CONTEXT MATTERS: UTILISING VIZENOR’S THEORY OF NATIVE SURVIVANCE TO EXPLAIN EXPERIENCES OF GENETIC DIFFERENCE IN ENGLAND AND WALES
Marshall N.
This article explores the appropriateness of utilising Vizenor’s writings on ‘survivance’ outside of Native American contexts. I ask whether survivance is a fitting analytic tool for understanding the actions and perspectives of my participants who live with an unpredictable genetic condition. While residents of England and Wales – both my own participants and those involved in other ethnographic projects – may utilise irony and creativity to resist both misrepresentation and stigma, I contend that the use of survivance as a critical term must be qualified and translated. In this article, I consider differences between the context in which Vizenor writes and the experiences of my own participants. Namely, I attend to the contrast wherein Native Americans have been understood as ‘the celebrated survivor[s] of cultural genocide’ (Vizenor 2008), while my participants are at times discouraged from reproducing people like themselves because of their genetic difference.
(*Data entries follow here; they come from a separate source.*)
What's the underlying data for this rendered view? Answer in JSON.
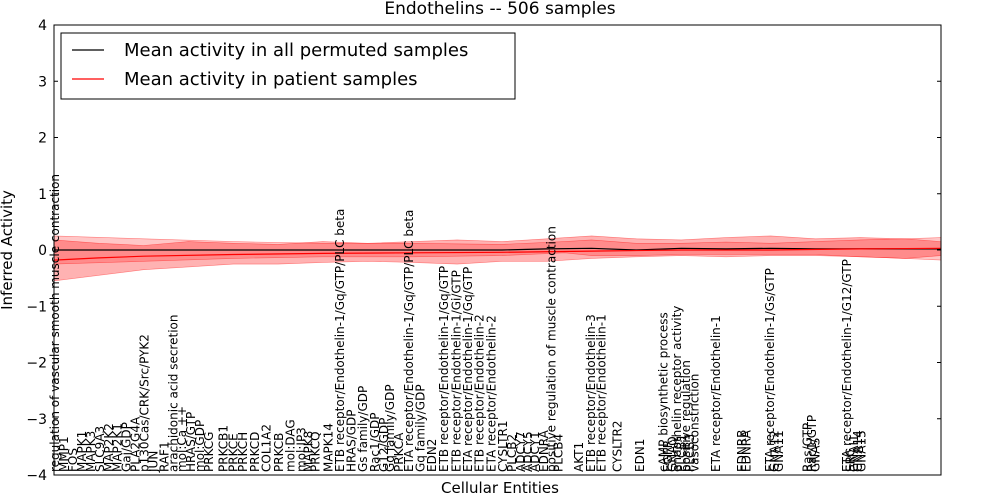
{
  "chart_data": {
    "type": "line",
    "title": "Endothelins -- 506 samples",
    "xlabel": "Cellular Entities",
    "ylabel": "Inferred Activity",
    "ylim": [
      -4,
      4
    ],
    "yticks": [
      -4,
      -3,
      -2,
      -1,
      0,
      1,
      2,
      3,
      4
    ],
    "ytick_labels": [
      "−4",
      "−3",
      "−2",
      "−1",
      "0",
      "1",
      "2",
      "3",
      "4"
    ],
    "grid": false,
    "legend_position": "top-left",
    "n_entities": 100,
    "series": [
      {
        "name": "Mean activity in all permuted samples",
        "color": "#000000",
        "points": [
          [
            0,
            0.0
          ],
          [
            10,
            0.0
          ],
          [
            20,
            0.0
          ],
          [
            30,
            0.0
          ],
          [
            40,
            0.0
          ],
          [
            50,
            0.0
          ],
          [
            55,
            0.02
          ],
          [
            60,
            0.03
          ],
          [
            65,
            0.0
          ],
          [
            70,
            0.03
          ],
          [
            75,
            0.02
          ],
          [
            80,
            0.03
          ],
          [
            85,
            0.02
          ],
          [
            90,
            0.02
          ],
          [
            95,
            0.02
          ],
          [
            99,
            0.02
          ]
        ],
        "band": [
          [
            0,
            0.25,
            -0.25
          ],
          [
            10,
            0.2,
            -0.2
          ],
          [
            20,
            0.15,
            -0.15
          ],
          [
            30,
            0.12,
            -0.12
          ],
          [
            40,
            0.12,
            -0.12
          ],
          [
            50,
            0.1,
            -0.1
          ],
          [
            57,
            0.15,
            -0.05
          ],
          [
            60,
            0.18,
            -0.1
          ],
          [
            65,
            0.12,
            -0.1
          ],
          [
            70,
            0.12,
            -0.08
          ],
          [
            75,
            0.14,
            -0.08
          ],
          [
            80,
            0.12,
            -0.08
          ],
          [
            85,
            0.15,
            -0.08
          ],
          [
            90,
            0.18,
            -0.12
          ],
          [
            95,
            0.2,
            -0.15
          ],
          [
            99,
            0.22,
            -0.18
          ]
        ]
      },
      {
        "name": "Mean activity in patient samples",
        "color": "#ff0000",
        "points": [
          [
            0,
            -0.18
          ],
          [
            5,
            -0.14
          ],
          [
            10,
            -0.11
          ],
          [
            20,
            -0.08
          ],
          [
            30,
            -0.06
          ],
          [
            40,
            -0.05
          ],
          [
            50,
            -0.04
          ],
          [
            60,
            -0.02
          ],
          [
            70,
            0.0
          ],
          [
            80,
            0.0
          ],
          [
            90,
            0.02
          ],
          [
            99,
            0.03
          ]
        ],
        "band": [
          [
            0,
            0.18,
            -0.55
          ],
          [
            5,
            0.12,
            -0.45
          ],
          [
            10,
            0.08,
            -0.35
          ],
          [
            15,
            0.15,
            -0.3
          ],
          [
            20,
            0.12,
            -0.25
          ],
          [
            25,
            0.1,
            -0.25
          ],
          [
            30,
            0.15,
            -0.22
          ],
          [
            35,
            0.12,
            -0.2
          ],
          [
            40,
            0.15,
            -0.22
          ],
          [
            45,
            0.18,
            -0.25
          ],
          [
            50,
            0.15,
            -0.2
          ],
          [
            55,
            0.2,
            -0.2
          ],
          [
            60,
            0.25,
            -0.15
          ],
          [
            65,
            0.2,
            -0.12
          ],
          [
            70,
            0.18,
            -0.1
          ],
          [
            75,
            0.22,
            -0.12
          ],
          [
            80,
            0.25,
            -0.1
          ],
          [
            85,
            0.2,
            -0.1
          ],
          [
            90,
            0.22,
            -0.12
          ],
          [
            95,
            0.2,
            -0.15
          ],
          [
            99,
            0.15,
            -0.1
          ]
        ]
      }
    ],
    "x_labels": [
      {
        "i": 0,
        "text": "regulation of vascular smooth muscle contraction"
      },
      {
        "i": 1,
        "text": "MMP1"
      },
      {
        "i": 2,
        "text": "FOS"
      },
      {
        "i": 3,
        "text": "MAPK1"
      },
      {
        "i": 4,
        "text": "MAPK3"
      },
      {
        "i": 5,
        "text": "SLC9A3"
      },
      {
        "i": 6,
        "text": "MAP2K2"
      },
      {
        "i": 7,
        "text": "MAP2K1"
      },
      {
        "i": 8,
        "text": "Gai/GDP"
      },
      {
        "i": 9,
        "text": "PLA2G4A"
      },
      {
        "i": 10,
        "text": "p130Cas/CRK/Src/PYK2"
      },
      {
        "i": 11,
        "text": "JUN"
      },
      {
        "i": 12.2,
        "text": "RAF1"
      },
      {
        "i": 13.2,
        "text": "arachidonic acid secretion"
      },
      {
        "i": 14.2,
        "text": "mol:Ca ++"
      },
      {
        "i": 15.2,
        "text": "HRAS/GTP"
      },
      {
        "i": 16.2,
        "text": "mol:GDP"
      },
      {
        "i": 17.2,
        "text": "PRKCG"
      },
      {
        "i": 18.8,
        "text": "PRKCB1"
      },
      {
        "i": 19.9,
        "text": "PRKCE"
      },
      {
        "i": 21.0,
        "text": "PRKCH"
      },
      {
        "i": 22.3,
        "text": "PRKCD"
      },
      {
        "i": 23.6,
        "text": "COL1A2"
      },
      {
        "i": 25.0,
        "text": "PRKCB"
      },
      {
        "i": 26.3,
        "text": "mol:DAG"
      },
      {
        "i": 27.5,
        "text": "mol:IP3"
      },
      {
        "i": 28.3,
        "text": "MAPK8"
      },
      {
        "i": 29.1,
        "text": "PRKCQ"
      },
      {
        "i": 30.5,
        "text": "MAPK14"
      },
      {
        "i": 31.8,
        "text": "ETB receptor/Endothelin-1/Gq/GTP/PLC beta"
      },
      {
        "i": 33.1,
        "text": "HRAS/GDP"
      },
      {
        "i": 34.4,
        "text": "Gs family/GDP"
      },
      {
        "i": 35.7,
        "text": "Rac1/GDP"
      },
      {
        "i": 36.7,
        "text": "G12/GDP"
      },
      {
        "i": 37.4,
        "text": "Gq family/GDP"
      },
      {
        "i": 38.4,
        "text": "PRKCA"
      },
      {
        "i": 39.5,
        "text": "ETA receptor/Endothelin-1/Gq/GTP/PLC beta"
      },
      {
        "i": 40.8,
        "text": "Gq family/GDP"
      },
      {
        "i": 42.1,
        "text": "EDN2"
      },
      {
        "i": 43.4,
        "text": "ETB receptor/Endothelin-1/Gq/GTP"
      },
      {
        "i": 44.8,
        "text": "ETB receptor/Endothelin-1/Gi/GTP"
      },
      {
        "i": 46.1,
        "text": "ETA receptor/Endothelin-1/Gq/GTP"
      },
      {
        "i": 47.4,
        "text": "ETB receptor/Endothelin-2"
      },
      {
        "i": 48.7,
        "text": "ETA receptor/Endothelin-2"
      },
      {
        "i": 50.0,
        "text": "CYSLTR1"
      },
      {
        "i": 51.0,
        "text": "PLCB2"
      },
      {
        "i": 52.0,
        "text": "ADCY7"
      },
      {
        "i": 52.8,
        "text": "ADCY5"
      },
      {
        "i": 53.6,
        "text": "ADCY1"
      },
      {
        "i": 54.6,
        "text": "EDNRA"
      },
      {
        "i": 55.4,
        "text": "positive regulation of muscle contraction"
      },
      {
        "i": 56.2,
        "text": "PLCB4"
      },
      {
        "i": 58.5,
        "text": "AKT1"
      },
      {
        "i": 59.8,
        "text": "ETB receptor/Endothelin-3"
      },
      {
        "i": 61.0,
        "text": "ETB receptor/Endothelin-1"
      },
      {
        "i": 62.8,
        "text": "CYSLTR2"
      },
      {
        "i": 65.3,
        "text": "EDN1"
      },
      {
        "i": 67.9,
        "text": "cAMP biosynthetic process"
      },
      {
        "i": 68.4,
        "text": "EGFR"
      },
      {
        "i": 68.9,
        "text": "GNAQ"
      },
      {
        "i": 69.4,
        "text": "endothelin receptor activity"
      },
      {
        "i": 69.9,
        "text": "PLCB1"
      },
      {
        "i": 70.4,
        "text": "positive regulation"
      },
      {
        "i": 70.9,
        "text": "PLCB3"
      },
      {
        "i": 71.4,
        "text": "vasoconstriction"
      },
      {
        "i": 73.8,
        "text": "ETA receptor/Endothelin-1"
      },
      {
        "i": 76.7,
        "text": "EDNRB"
      },
      {
        "i": 77.2,
        "text": "EDNRA"
      },
      {
        "i": 79.8,
        "text": "ETA receptor/Endothelin-1/Gs/GTP"
      },
      {
        "i": 80.3,
        "text": "GNA12"
      },
      {
        "i": 80.8,
        "text": "GNA11"
      },
      {
        "i": 84.0,
        "text": "Ras/GTP"
      },
      {
        "i": 84.5,
        "text": "Rac1/GTP"
      },
      {
        "i": 84.9,
        "text": "GNAS"
      },
      {
        "i": 88.4,
        "text": "ETA receptor/Endothelin-1/G12/GTP"
      },
      {
        "i": 88.8,
        "text": "SRC"
      },
      {
        "i": 89.2,
        "text": "GNAI1"
      },
      {
        "i": 89.6,
        "text": "GNA14"
      },
      {
        "i": 90.0,
        "text": "GNA15"
      }
    ]
  }
}
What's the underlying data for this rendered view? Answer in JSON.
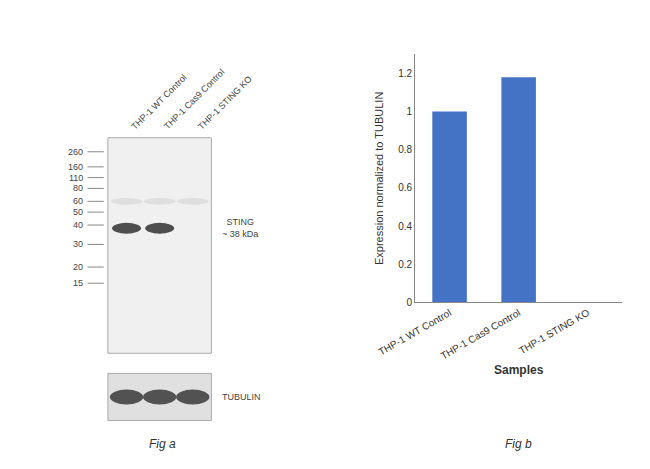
{
  "chart_data": {
    "type": "bar",
    "categories": [
      "THP-1 WT Control",
      "THP-1 Cas9 Control",
      "THP-1 STING KO"
    ],
    "values": [
      1.0,
      1.18,
      0.0
    ],
    "color": "#4472c4",
    "xlabel": "Samples",
    "ylabel": "Expression normalized to TUBULIN",
    "ylim": [
      0,
      1.3
    ],
    "yticks": [
      0,
      0.2,
      0.4,
      0.6,
      0.8,
      1.0,
      1.2
    ],
    "grid": false,
    "annotations": [
      "Fig a",
      "Fig b",
      "STING\n~ 38 kDa",
      "TUBULIN",
      "260",
      "160",
      "110",
      "80",
      "60",
      "50",
      "40",
      "30",
      "20",
      "15"
    ]
  }
}
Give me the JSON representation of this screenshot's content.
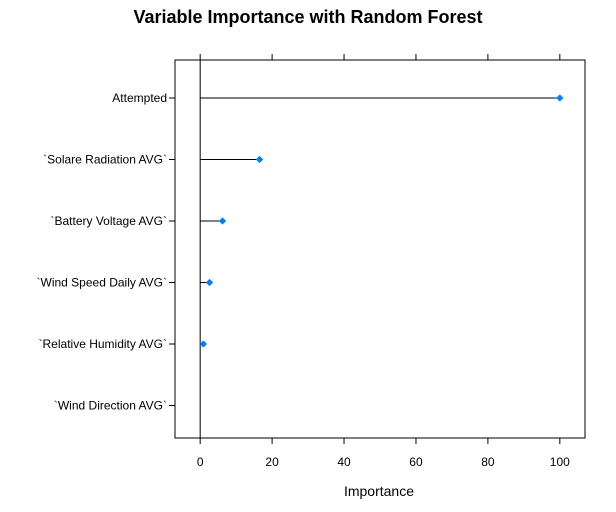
{
  "chart_data": {
    "type": "dotplot",
    "title": "Variable Importance with Random Forest",
    "xlabel": "Importance",
    "ylabel": "",
    "xlim": [
      -7,
      107
    ],
    "xticks": [
      0,
      20,
      40,
      60,
      80,
      100
    ],
    "xtick_labels": [
      "0",
      "20",
      "40",
      "60",
      "80",
      "100"
    ],
    "baseline": 0,
    "categories": [
      "Attempted",
      "`Solare Radiation AVG`",
      "`Battery Voltage AVG`",
      "`Wind Speed Daily AVG`",
      "`Relative Humidity AVG`",
      "`Wind Direction AVG`"
    ],
    "values": [
      100,
      16.5,
      6.2,
      2.6,
      0.9,
      0
    ],
    "point_color": "#0080ff",
    "line_color": "#000000",
    "grid": false,
    "legend": "none"
  }
}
The purpose of this consideration is threefold. First, I wish to find new ways of analysing the creativity of my participants. Does survivance help elucidate the agency and wisdom of my participants with NF1 in the United Kingdom? Second, I intend to add to Vizenor’s discourse. What might survivance look like in a biosocial community as opposed to a cultural group? Can we understand ‘survivance’ as an expression of ‘biopower’? How do we fully divorce survivance from survival in contexts of reproductive surveillance? Thirdly, and ultimately, the purpose of this article is to consider, more broadly, the role and flexibility of theory in anthropology.